Poindom foi o outro alvo de uma operação militar de Bafatá e Bambadinca, com o apoio da força aérea. O avanço militar terrestre fez-se pela bolanha enquanto os aviões despejavam bombas e rockets sobre a povoação e a mata que a antecedia, para anular eventuais grupos de elementos do PAIGC que poderiam impedir o avanço terrestre. Um dos aviões sobrevoava o rio [Corubal], metralhando tudo o que tentasse a travessia.

Quando consideraram que a mata estava "limpa", avançámos para a povoação que estava quase totalmente arrasada, sendo visíveis muitos corpos sob os escombros das palhotas. No interior de uma delas que ficou de pé, encontrámos um grupo de homens aterrorizados: já não me lembro se os fizemos prisioneiros ou deixámos ficar a chorar os mortos.
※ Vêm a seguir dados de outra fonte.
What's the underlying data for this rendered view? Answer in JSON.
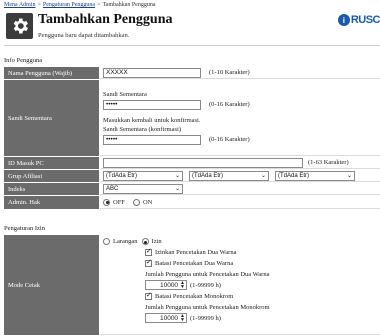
{
  "breadcrumb": {
    "item1": "Mena Admin",
    "item2": "Pengaturan Pengguna",
    "item3": "Tambahkan Pengguna",
    "sep": ">"
  },
  "header": {
    "title": "Tambahkan Pengguna",
    "subtitle": "Pengguna baru dapat ditambahkan.",
    "brand_text": "RUSC",
    "brand_mark": "i"
  },
  "sections": {
    "info": "Info Pengguna",
    "perm": "Pengaturan Izin"
  },
  "form": {
    "username_label": "Nama Pengguna (Wajib)",
    "username_value": "XXXXX",
    "username_hint": "(1-10 Karakter)",
    "password_label": "Sandi Sementara",
    "password_caption": "Sandi Sementara",
    "password_value": "•••••",
    "password_hint": "(0-16 Karakter)",
    "confirm_note": "Masukkan kembali untuk konfirmasi.",
    "confirm_caption": "Sandi Sementara (konfirmasi)",
    "confirm_value": "•••••",
    "confirm_hint": "(0-16 Karakter)",
    "pcid_label": "ID Masuk PC",
    "pcid_value": "",
    "pcid_hint": "(1-63 Karakter)",
    "group_label": "Grup Afiliasi",
    "group_options": [
      "(TdAda Etr)",
      "(TdAda Etr)",
      "(TdAda Etr)"
    ],
    "index_label": "Indeks",
    "index_value": "ABC",
    "admin_label": "Admin. Hak",
    "admin_off": "OFF",
    "admin_on": "ON"
  },
  "perm": {
    "print_label": "Mode Cetak",
    "restrict": "Larangan",
    "allow": "Izin",
    "allow_duo": "Izinkan Pencetakan Dua Warna",
    "limit_duo": "Batasi Pencetakan Dua Warna",
    "duo_count_caption": "Jumlah Pengguna untuk Pencetakan Dua Warna",
    "duo_count_value": "10000",
    "duo_count_hint": "(1-99999 h)",
    "limit_mono": "Batasi Pencetakan Monokrom",
    "mono_count_caption": "Jumlah Pengguna untuk Pencetakan Monokrom",
    "mono_count_value": "10000",
    "mono_count_hint": "(1-99999 h)"
  },
  "icons": {
    "gear": "gear-icon",
    "chevron": "chevron-down-icon",
    "spinner": "spinner-arrows-icon"
  },
  "colors": {
    "label_bg": "#6b6b6b",
    "header_icon_bg": "#3c3c3c",
    "brand": "#1a5aa8",
    "link": "#1a3f8f"
  }
}
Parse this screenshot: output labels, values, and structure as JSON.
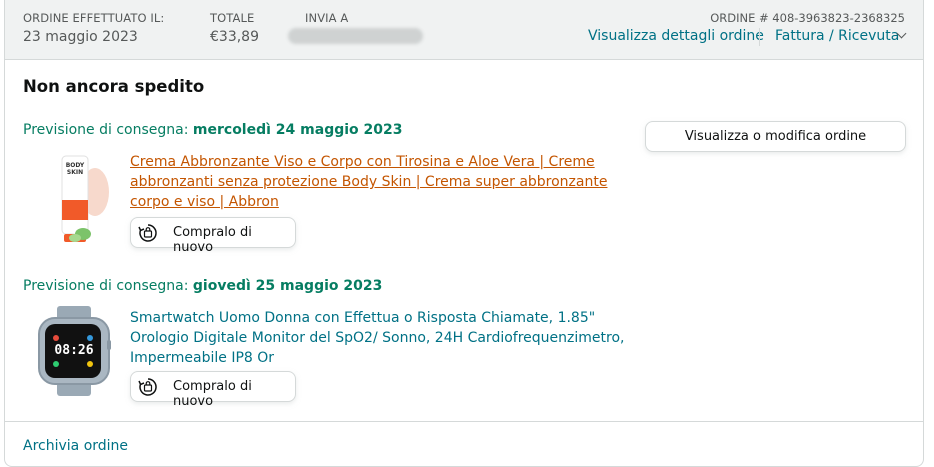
{
  "order_header": {
    "placed_label": "ORDINE EFFETTUATO IL:",
    "placed_date": "23 maggio 2023",
    "total_label": "TOTALE",
    "total_value": "€33,89",
    "ship_to_label": "INVIA A",
    "order_number": "ORDINE # 408-3963823-2368325",
    "details_link": "Visualizza dettagli ordine",
    "invoice_link": "Fattura / Ricevuta"
  },
  "status_title": "Non ancora spedito",
  "modify_button": "Visualizza o modifica ordine",
  "items": [
    {
      "delivery_prefix": "Previsione di consegna: ",
      "delivery_date": "mercoledì 24 maggio 2023",
      "title": "Crema Abbronzante Viso e Corpo con Tirosina e Aloe Vera | Creme abbronzanti senza protezione Body Skin | Crema super abbronzante corpo e viso | Abbron",
      "brand_on_image": "BODY SKIN",
      "buy_again": "Compralo di nuovo"
    },
    {
      "delivery_prefix": "Previsione di consegna: ",
      "delivery_date": "giovedì 25 maggio 2023",
      "title": "Smartwatch Uomo Donna con Effettua o Risposta Chiamate, 1.85\" Orologio Digitale Monitor del SpO2/ Sonno, 24H Cardiofrequenzimetro, Impermeabile IP8 Or",
      "watch_time": "08:26",
      "buy_again": "Compralo di nuovo"
    }
  ],
  "archive_link": "Archivia ordine",
  "colors": {
    "header_bg": "#f0f2f2",
    "link": "#007185",
    "visited_link": "#c45500",
    "delivery_green": "#067d62",
    "border": "#d5d9d9"
  },
  "icons": [
    "chevron-down-icon",
    "buy-again-icon"
  ]
}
Desta operação guardo bastantes recordações, quase todas na mente, apenas uma física, uma colher de madeira que encontrei no chão. (...)

(****) Unidades que estão em Bafatá na altura dos acontecimentos: de Samba Silate

(i) Talvez a CCAÇ 90... Mobilizada pelo R1 7, partiu para a Guiné em 2774/1961 e regressou a 12/4/1963. Esteve em Bafatá. Comandante Cap Inf Manuel Domingues Duarte Bispo, e Cap Mil Inf João Henriques de Almeida.

(II) Seguramente o BCAÇ 238. Mobilizado pelo BCAL 8, partiu em 28/6/1961 e regressou em 24/7/1963. Esteve em Bafatá. Comandante: Maj Inf José Augutso de Sá Cardoso; Ten Cor Inf Luís do Nascimento Matos.

(iii) Seguramente o EREC 385. Mobilizado pelo RC 8. Partiu a 27/7/1962. Regressou a 23/7/1964. Esteve em Bafatá. Comandante: Cap Cav José Olímpio Cajda da Costa Gomes.